Saturday, May 2, 2009

Cuba & the U.S. (7 of 11): The Cuban Economy

If you prefer, you can read the whole Cuba report as a PDF by clicking here.

Summary:  The Cuban economy cannot operate without substantial foreign subsidies, and it is deeply in debt.

The Cuban economy is socialist, and in accordance with the Constitution, it is directed and planned by the state (Art. 9a). The state owns the means of production and operates under the principle “from each according to his capacity, to each according to his work” (Art. 14). Except for a few small farms, private ownership is banned. Workers are allowed to join one and only one union, whose primary duty is to ensure that the state’s production quotas are met. The expropriation of private property is authorized “for reasons of public benefit or social interest and with due compensation,” but the compensation takes into account “the economic and social needs of the person whose property has been expropriated” (Art. 25): no wealthy capitalists need apply. Today the Cuban government says that 76% of the labor force works for the government, although the U.S. State Department estimates the total at more like 93%.

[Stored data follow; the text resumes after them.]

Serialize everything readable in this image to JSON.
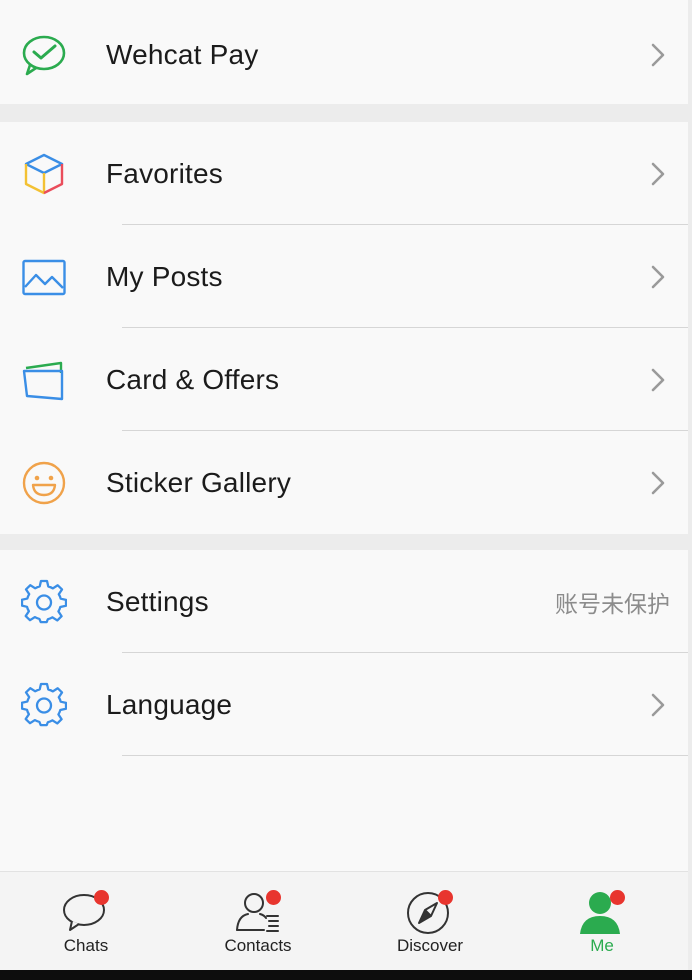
{
  "menu": {
    "pay": {
      "label": "Wehcat Pay",
      "icon": "wechat-pay-icon"
    },
    "favorites": {
      "label": "Favorites",
      "icon": "cube-icon"
    },
    "posts": {
      "label": "My Posts",
      "icon": "image-icon"
    },
    "cards": {
      "label": "Card & Offers",
      "icon": "wallet-card-icon"
    },
    "stickers": {
      "label": "Sticker Gallery",
      "icon": "smiley-icon"
    },
    "settings": {
      "label": "Settings",
      "status": "账号未保护",
      "icon": "gear-icon"
    },
    "language": {
      "label": "Language",
      "icon": "gear-icon"
    }
  },
  "tabbar": {
    "tabs": [
      {
        "label": "Chats",
        "icon": "chat-bubble-icon",
        "badge": true,
        "active": false
      },
      {
        "label": "Contacts",
        "icon": "contacts-icon",
        "badge": true,
        "active": false
      },
      {
        "label": "Discover",
        "icon": "compass-icon",
        "badge": true,
        "active": false
      },
      {
        "label": "Me",
        "icon": "person-icon",
        "badge": true,
        "active": true
      }
    ]
  },
  "colors": {
    "accent_green": "#2bab4f",
    "badge_red": "#e8352e",
    "icon_blue": "#3a8ee6",
    "icon_orange": "#f0a24a"
  }
}
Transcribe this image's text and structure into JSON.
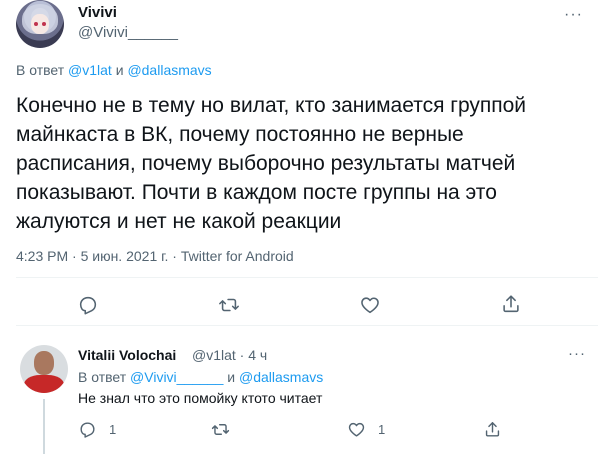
{
  "main_tweet": {
    "author_name": "Vivivi",
    "author_handle": "@Vivivi______",
    "more": "···",
    "reply_prefix": "В ответ ",
    "reply_user1": "@v1lat",
    "reply_and": " и ",
    "reply_user2": "@dallasmavs",
    "text": "Конечно не в тему но вилат, кто занимается группой майнкаста в ВК, почему постоянно не верные расписания, почему выборочно результаты матчей показывают. Почти в каждом посте группы на это жалуются и нет не какой реакции",
    "meta": "4:23 PM · 5 июн. 2021 г. · Twitter for Android"
  },
  "reply_tweet": {
    "author_name": "Vitalii Volochai",
    "author_handle": "@v1lat · 4 ч",
    "more": "···",
    "reply_prefix": "В ответ ",
    "reply_user1": "@Vivivi______",
    "reply_and": " и ",
    "reply_user2": "@dallasmavs",
    "text": "Не знал что это помойку ктото читает",
    "reply_count": "1",
    "like_count": "1"
  },
  "icons": {
    "reply": "reply-icon",
    "retweet": "retweet-icon",
    "like": "like-icon",
    "share": "share-icon",
    "more": "more-icon"
  },
  "colors": {
    "link": "#1d9bf0",
    "secondary_text": "#536471",
    "primary_text": "#0f1419"
  }
}
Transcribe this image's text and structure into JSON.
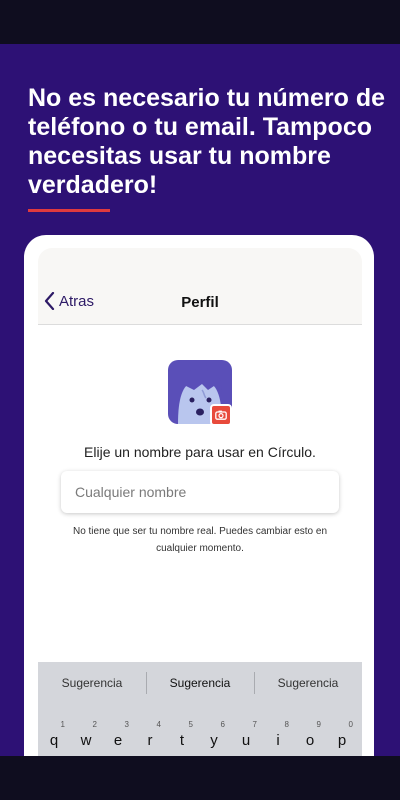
{
  "headline": "No es necesario tu número de teléfono o tu email. Tampoco necesitas usar tu nombre verdadero!",
  "colors": {
    "background": "#2d1175",
    "accent_rule": "#e03a3e",
    "camera_badge": "#e84a3b",
    "avatar": "#5a4fb8"
  },
  "navbar": {
    "back_label": "Atras",
    "title": "Perfil"
  },
  "profile": {
    "avatar_icon": "face-avatar-icon",
    "camera_icon": "camera-icon",
    "prompt": "Elije un nombre para usar en Círculo.",
    "name_input": {
      "placeholder": "Cualquier nombre",
      "value": ""
    },
    "hint": "No tiene que ser tu nombre real. Puedes cambiar esto en cualquier momento."
  },
  "keyboard": {
    "suggestions": [
      "Sugerencia",
      "Sugerencia",
      "Sugerencia"
    ],
    "keys": [
      {
        "num": "1",
        "char": "q"
      },
      {
        "num": "2",
        "char": "w"
      },
      {
        "num": "3",
        "char": "e"
      },
      {
        "num": "4",
        "char": "r"
      },
      {
        "num": "5",
        "char": "t"
      },
      {
        "num": "6",
        "char": "y"
      },
      {
        "num": "7",
        "char": "u"
      },
      {
        "num": "8",
        "char": "i"
      },
      {
        "num": "9",
        "char": "o"
      },
      {
        "num": "0",
        "char": "p"
      }
    ]
  }
}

In the early 1990s, the Soviet Union collapsed and stopped subsidizing its satellites and allies. Cuba lost a significant portion of its revenue (an estimated $4 to $6 billion annually), and entered what the Castro brothers called the “Special Period.” From 1989 to 1993 the country’s GDP dropped by an estimated 35%. Raul Castro is sometimes credited with proposing to revive the moribund economy by action on the Chinese model: lifting some restrictions on business, trade, and tourism while maintaining strict political control.

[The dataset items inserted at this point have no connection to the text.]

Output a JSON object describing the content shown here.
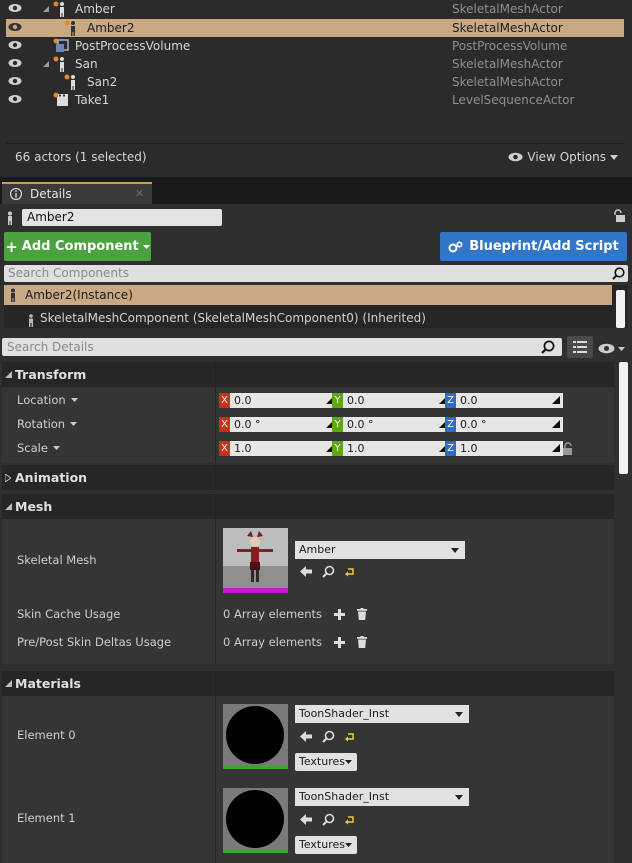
{
  "outliner": {
    "rows": [
      {
        "name": "Amber",
        "type": "SkeletalMeshActor"
      },
      {
        "name": "Amber2",
        "type": "SkeletalMeshActor"
      },
      {
        "name": "PostProcessVolume",
        "type": "PostProcessVolume"
      },
      {
        "name": "San",
        "type": "SkeletalMeshActor"
      },
      {
        "name": "San2",
        "type": "SkeletalMeshActor"
      },
      {
        "name": "Take1",
        "type": "LevelSequenceActor"
      }
    ],
    "actor_count": "66 actors (1 selected)",
    "view_options": "View Options"
  },
  "tab": {
    "label": "Details"
  },
  "details": {
    "name_value": "Amber2",
    "add_component": "Add Component",
    "blueprint_button": "Blueprint/Add Script",
    "search_components_placeholder": "Search Components",
    "instance_label": "Amber2(Instance)",
    "component_label": "SkeletalMeshComponent (SkeletalMeshComponent0) (Inherited)",
    "search_details_placeholder": "Search Details"
  },
  "transform": {
    "title": "Transform",
    "location": {
      "label": "Location",
      "x": "0.0",
      "y": "0.0",
      "z": "0.0"
    },
    "rotation": {
      "label": "Rotation",
      "x": "0.0 °",
      "y": "0.0 °",
      "z": "0.0 °"
    },
    "scale": {
      "label": "Scale",
      "x": "1.0",
      "y": "1.0",
      "z": "1.0"
    }
  },
  "axes": {
    "x": "X",
    "y": "Y",
    "z": "Z"
  },
  "animation": {
    "title": "Animation"
  },
  "mesh": {
    "title": "Mesh",
    "skeletal_mesh_label": "Skeletal Mesh",
    "skeletal_mesh_value": "Amber",
    "skin_cache_label": "Skin Cache Usage",
    "skin_cache_value": "0 Array elements",
    "skin_deltas_label": "Pre/Post Skin Deltas Usage",
    "skin_deltas_value": "0 Array elements"
  },
  "materials": {
    "title": "Materials",
    "elements": [
      {
        "label": "Element 0",
        "value": "ToonShader_Inst",
        "textures": "Textures"
      },
      {
        "label": "Element 1",
        "value": "ToonShader_Inst",
        "textures": "Textures"
      }
    ]
  },
  "colors": {
    "selection": "#c9a984",
    "add_component": "#4aa33f",
    "blueprint": "#3276c7",
    "axis_x": "#c8321c",
    "axis_y": "#5fa61a",
    "axis_z": "#2c6acb"
  }
}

Then, in 2000, Venezuela’s Hugo Chavez—an admirer of Cuba’s socialist programs—signed an agreement by which Venezuela sent some 100,000 barrels of heavily subsidized oil to Cuba daily, in exchange for assorted goods and services. By 2001, the economic reforms of the “Special Period” were being revoked.

In 1986, Cuba defaulted on most of its international debt. It has not resumed payments, and therefore is ineligible for loans from institutions such as the World Bank. When the Republic of Cuba needs to borrow to purchase food, it must do it at short-term rates of up to 22%.

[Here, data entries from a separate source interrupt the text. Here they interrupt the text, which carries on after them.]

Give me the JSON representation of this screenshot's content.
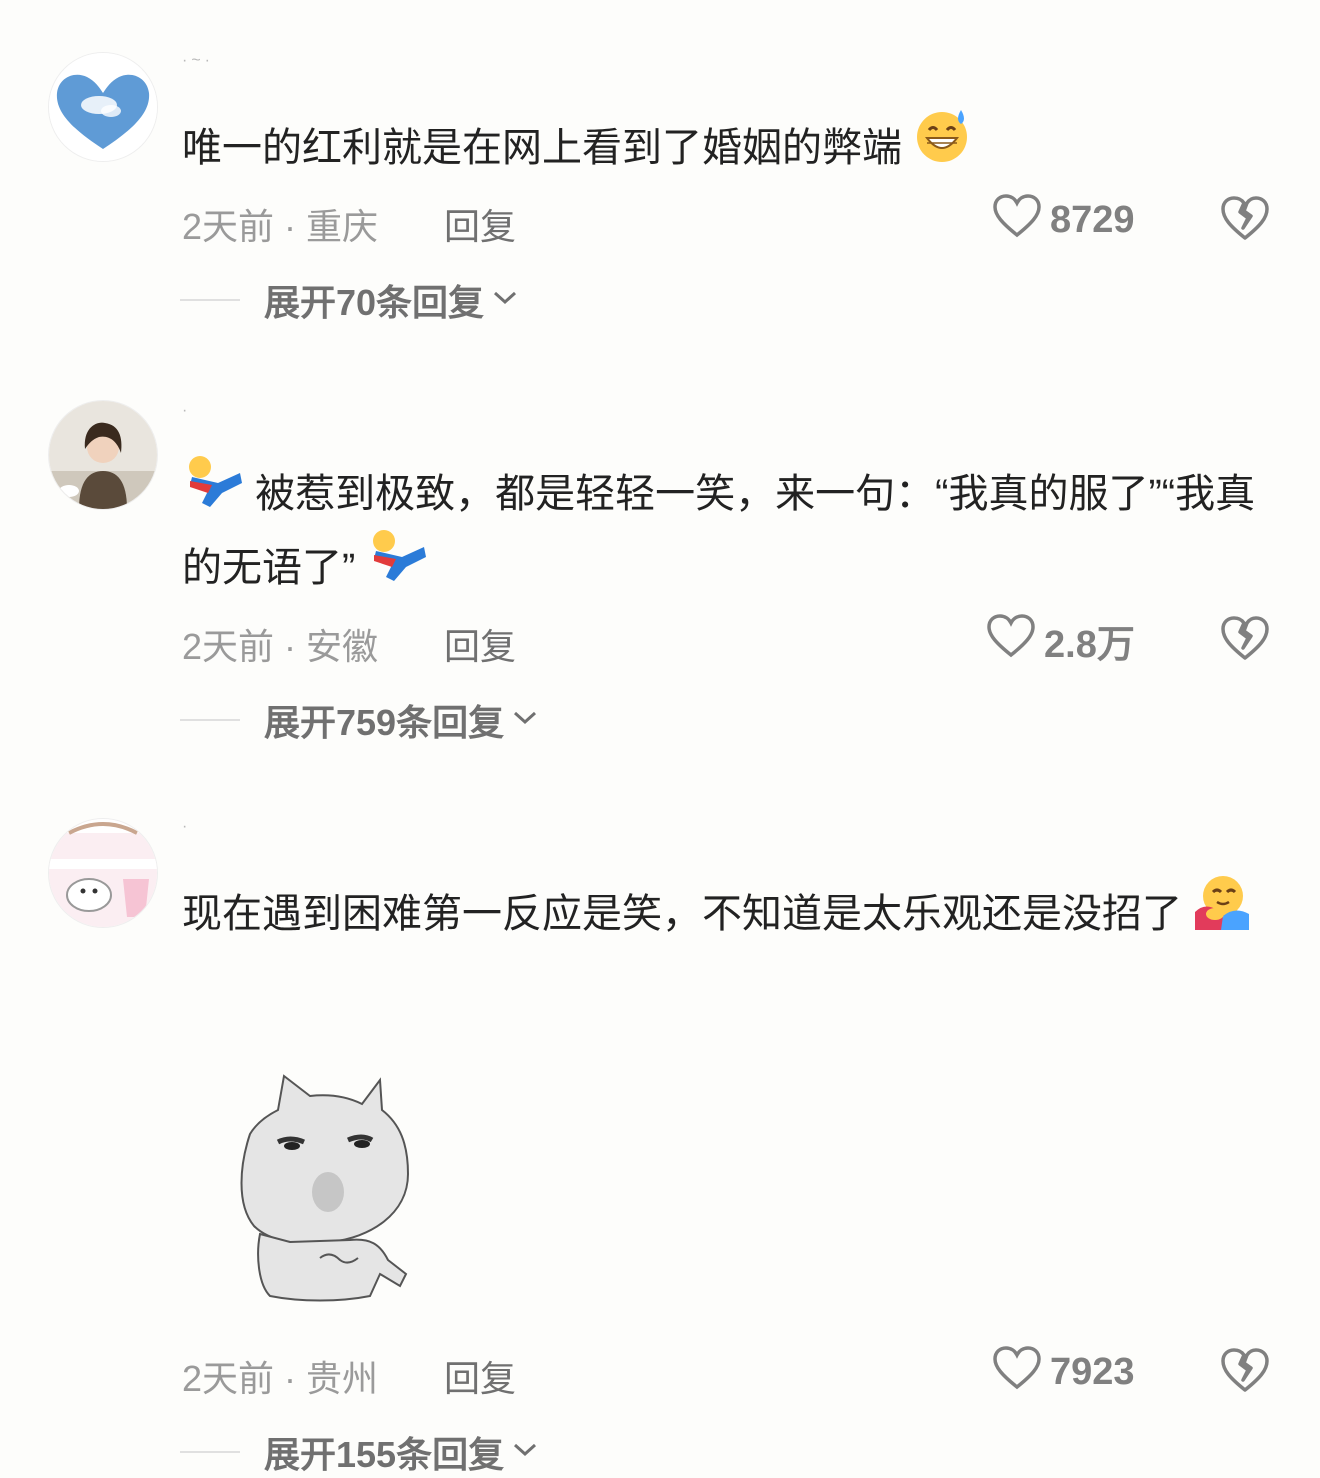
{
  "comments": [
    {
      "username": "·~·",
      "text": "唯一的红利就是在网上看到了婚姻的弊端",
      "time_location": "2天前 · 重庆",
      "reply_label": "回复",
      "likes": "8729",
      "expand_label": "展开70条回复",
      "emoji_end": "grinning-sweat-face-icon"
    },
    {
      "username": "·",
      "text": "被惹到极致，都是轻轻一笑，来一句：“我真的服了”“我真的无语了”",
      "time_location": "2天前 · 安徽",
      "reply_label": "回复",
      "likes": "2.8万",
      "expand_label": "展开759条回复",
      "emoji_start": "lying-down-person-icon",
      "emoji_end": "lying-down-person-icon"
    },
    {
      "username": "·",
      "text": "现在遇到困难第一反应是笑，不知道是太乐观还是没招了",
      "time_location": "2天前 · 贵州",
      "reply_label": "回复",
      "likes": "7923",
      "expand_label": "展开155条回复",
      "emoji_end": "hugging-face-icon",
      "sticker": "cat-meme-sticker"
    }
  ],
  "colors": {
    "background": "#fdfdfb",
    "text": "#222222",
    "meta": "#9a9a9a",
    "action": "#707070"
  }
}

Cuba suffers dire shortages of basic goods. Raul Castro spent a substantial portion of his “21st Century Socialism” speech (7/26/2007) discussing in mundane, boring detail how milk could be more efficiently distributed. The Cuban government made headlines a few years back when it bought rice cookers to distribute to housewives. Buried in the text of the story was the fact that the rice cookers were distributed because of their low energy consumption. Demand for electricity was overloading Cuba’s Soviet-era electrical system to the point where blackouts were common, even in Havana.

When there are shortages, Cuban leaders are wont to demand more sacrifices and order more controls as the economy worsens. In Raul’s “21st Century Socialism” speech, he called for “organized work, control and dedication, day after day; systematic rigor, order and discipline, from the national level down to the thousands of places where something is produced or a service is offered.”

As always, the inefficient state-controlled economy has spawned an “informal” economy where buyers and sellers exchange scarce goods at mutually agreeable prices. It has been estimated that 40% of Cuban economic activity is on the black market.

The Index of Economic Freedom (compiled by the Wall Street Journal and the Heritage Foundation) rates economic freedom based on such factors as tax rates, tariffs, property rights and government size. This year it ranked Cuba 177th out of 179 countries in economic freedom—trailed only by Zimbabwe and North Korea.